The financial meltdown affected millions worldwide, serving as a wake-up call for those overextended in personal credit. Some of the best lessons learned are the hardest lessons learned. Here are four you will never forget.
Lesson #1: Stop carrying unsecured debt. Credit cards fall into this category. With the CARD Act now into full swing, you might have noticed on your last statement disclosure information as the banks are obligated to report how long it takes you to pay off the current balance by making just the minimum. On $1,000 with an ARP of 9.24%, it would take you eleven years and an additional $1,600 in interest fees. Credit is the devil as this link discusses.

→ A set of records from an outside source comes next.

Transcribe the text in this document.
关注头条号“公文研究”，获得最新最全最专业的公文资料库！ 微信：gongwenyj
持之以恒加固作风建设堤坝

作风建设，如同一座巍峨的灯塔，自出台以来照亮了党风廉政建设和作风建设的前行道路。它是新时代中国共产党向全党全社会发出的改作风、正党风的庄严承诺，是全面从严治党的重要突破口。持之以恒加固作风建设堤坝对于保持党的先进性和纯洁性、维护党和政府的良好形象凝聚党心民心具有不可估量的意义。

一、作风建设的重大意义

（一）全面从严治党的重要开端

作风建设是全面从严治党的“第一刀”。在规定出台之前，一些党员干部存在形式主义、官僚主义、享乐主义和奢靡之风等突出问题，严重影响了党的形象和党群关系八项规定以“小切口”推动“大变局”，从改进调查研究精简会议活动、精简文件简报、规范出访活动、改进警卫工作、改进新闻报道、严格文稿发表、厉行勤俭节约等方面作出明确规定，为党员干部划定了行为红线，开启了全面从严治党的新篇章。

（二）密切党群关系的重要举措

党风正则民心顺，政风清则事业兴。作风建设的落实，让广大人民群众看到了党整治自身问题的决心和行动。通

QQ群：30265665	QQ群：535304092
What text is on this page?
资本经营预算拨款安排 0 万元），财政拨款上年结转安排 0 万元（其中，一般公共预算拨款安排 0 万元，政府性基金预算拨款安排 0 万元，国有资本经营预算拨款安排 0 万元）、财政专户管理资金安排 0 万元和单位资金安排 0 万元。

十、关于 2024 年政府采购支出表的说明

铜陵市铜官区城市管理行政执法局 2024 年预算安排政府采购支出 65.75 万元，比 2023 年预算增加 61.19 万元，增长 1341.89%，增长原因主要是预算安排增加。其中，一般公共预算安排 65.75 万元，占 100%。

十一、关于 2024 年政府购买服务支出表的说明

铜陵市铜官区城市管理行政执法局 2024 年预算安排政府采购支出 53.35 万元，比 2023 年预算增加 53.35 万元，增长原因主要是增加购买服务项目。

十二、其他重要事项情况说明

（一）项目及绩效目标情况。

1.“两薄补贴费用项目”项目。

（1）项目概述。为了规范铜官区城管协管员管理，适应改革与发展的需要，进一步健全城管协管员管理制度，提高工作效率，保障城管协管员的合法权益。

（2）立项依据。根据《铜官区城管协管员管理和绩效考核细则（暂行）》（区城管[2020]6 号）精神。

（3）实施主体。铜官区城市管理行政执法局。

Lesson #2: Buy a home you can afford. Seems simple enough, but somewhere along the loaning line we lost the concept that having a qualifying income and putting 20 percent down is a major sign, or otherwise known as you are living within your means. Mortgage is the only healthy debt, but that’s if you’ve locked into an overall payment (add up your mortgage, insurance, property taxes) that takes up 30-35% of your take-home pay.
Lesson #3: Have a sizable cash fund. Also known as an emergency fund. Start with setting aside $500-1,000 cash in an easily accessible bank account. Keep accumulating until the amount grows to 4-8 months of must-have income (covers the basics such as housing, food and gas). Without a rainy days savings fund, you’re doomed to use credit cards and remain in a vicious credit cycle.
Lesson #4: Keep your credit report clean. You need good credit to not just get a home or small business loan, but to get a decent interest rate. Lenders have learned their lessons too and will continue to stay choosey in terms of who gets a line of credit. If you have claimed bankruptcy, you can forget about getting a loan for years to come. Pay your bills on time and keep what you owe down to a minimum.